What's more telling about TF's horrible site templates is this search:
http://www.google.ca/search?hl=en&q=site%3Awww.affairstorememberflorist.com+inurl%3Aproduct

The fact that Google views all the product pages as being duplicate content because of the same title & meta tags shows just how out of touch TF's web department is.

The only other option is that they are intentionally offering crappy sites. But that's not plausible, is it?

Everyday Flowers said...

I'm going out on a limb and say that its both being done intentionally and with the lack of knowledge by the florist that have a Teleflora hosted website. I see many of these sites with the exact same Title Pages however I do some that are unique.

Having a Teleflora website four years ago I found that our site did very well considering how little we did with the actually contents of the site. At that time there was no option to change these Meta Tags but traffic mostly came from other websites that out ranked most Teleflora websites. Over the years these Teleflora websites have become more custom but one of things that I noticed when shops participated with the find a florist directory. Telelflora did not pass along PR and always included some specialized script embedded in the website so that they could gather more information about the user.

I feel the two biggest threats to Teleflora members besides there websites is The Find a Florist Directory that continues to use store fronts that directs consumers to a website allowing consumers to place orders thinking they are placing orders with this member only to have their order sent through the Teleflora network.

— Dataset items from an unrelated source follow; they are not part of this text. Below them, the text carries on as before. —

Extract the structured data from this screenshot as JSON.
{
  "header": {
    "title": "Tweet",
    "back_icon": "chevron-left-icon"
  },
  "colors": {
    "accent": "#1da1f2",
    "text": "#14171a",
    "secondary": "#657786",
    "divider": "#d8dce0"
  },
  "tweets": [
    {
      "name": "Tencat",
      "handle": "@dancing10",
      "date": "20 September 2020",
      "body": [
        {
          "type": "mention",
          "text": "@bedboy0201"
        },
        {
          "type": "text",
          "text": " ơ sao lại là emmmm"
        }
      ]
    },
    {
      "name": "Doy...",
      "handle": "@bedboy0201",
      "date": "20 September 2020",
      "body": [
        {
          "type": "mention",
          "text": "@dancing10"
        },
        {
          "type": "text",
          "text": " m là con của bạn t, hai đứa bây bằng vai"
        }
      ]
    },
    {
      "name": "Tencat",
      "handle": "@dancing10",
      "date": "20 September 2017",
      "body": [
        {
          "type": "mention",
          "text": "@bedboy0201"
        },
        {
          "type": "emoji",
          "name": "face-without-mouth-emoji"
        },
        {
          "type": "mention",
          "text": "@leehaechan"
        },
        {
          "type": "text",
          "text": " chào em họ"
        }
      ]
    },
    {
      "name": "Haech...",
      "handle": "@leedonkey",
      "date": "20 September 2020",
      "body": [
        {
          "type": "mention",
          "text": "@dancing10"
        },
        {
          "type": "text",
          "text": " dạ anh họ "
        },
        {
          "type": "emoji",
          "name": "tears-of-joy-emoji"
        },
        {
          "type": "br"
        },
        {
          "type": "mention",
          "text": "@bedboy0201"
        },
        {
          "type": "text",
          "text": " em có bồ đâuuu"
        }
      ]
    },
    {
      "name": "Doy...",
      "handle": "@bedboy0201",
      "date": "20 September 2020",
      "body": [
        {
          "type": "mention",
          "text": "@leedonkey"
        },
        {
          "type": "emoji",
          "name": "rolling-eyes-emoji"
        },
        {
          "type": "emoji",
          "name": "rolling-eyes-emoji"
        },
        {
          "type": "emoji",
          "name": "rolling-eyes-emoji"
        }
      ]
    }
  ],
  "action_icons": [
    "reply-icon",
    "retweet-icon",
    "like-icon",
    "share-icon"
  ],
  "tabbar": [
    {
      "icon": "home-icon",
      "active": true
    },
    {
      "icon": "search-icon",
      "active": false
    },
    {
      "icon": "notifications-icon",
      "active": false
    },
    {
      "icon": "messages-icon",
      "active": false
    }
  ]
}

The second threat would be the fact that each member is listed on Teleflora.com allowing consumers to choose these florist from their list allowing their order to be filled by that specific florist. However the consumer may not realize that once again their order is being sent through the network allowing Teleflora to keep their percentage.

Its fine line when it comes to what Wire Service is the better of the evils. Florist need to be aware of what is going on and they need to pay attention to what these Wire Services will do to get in-between the consumer and its members.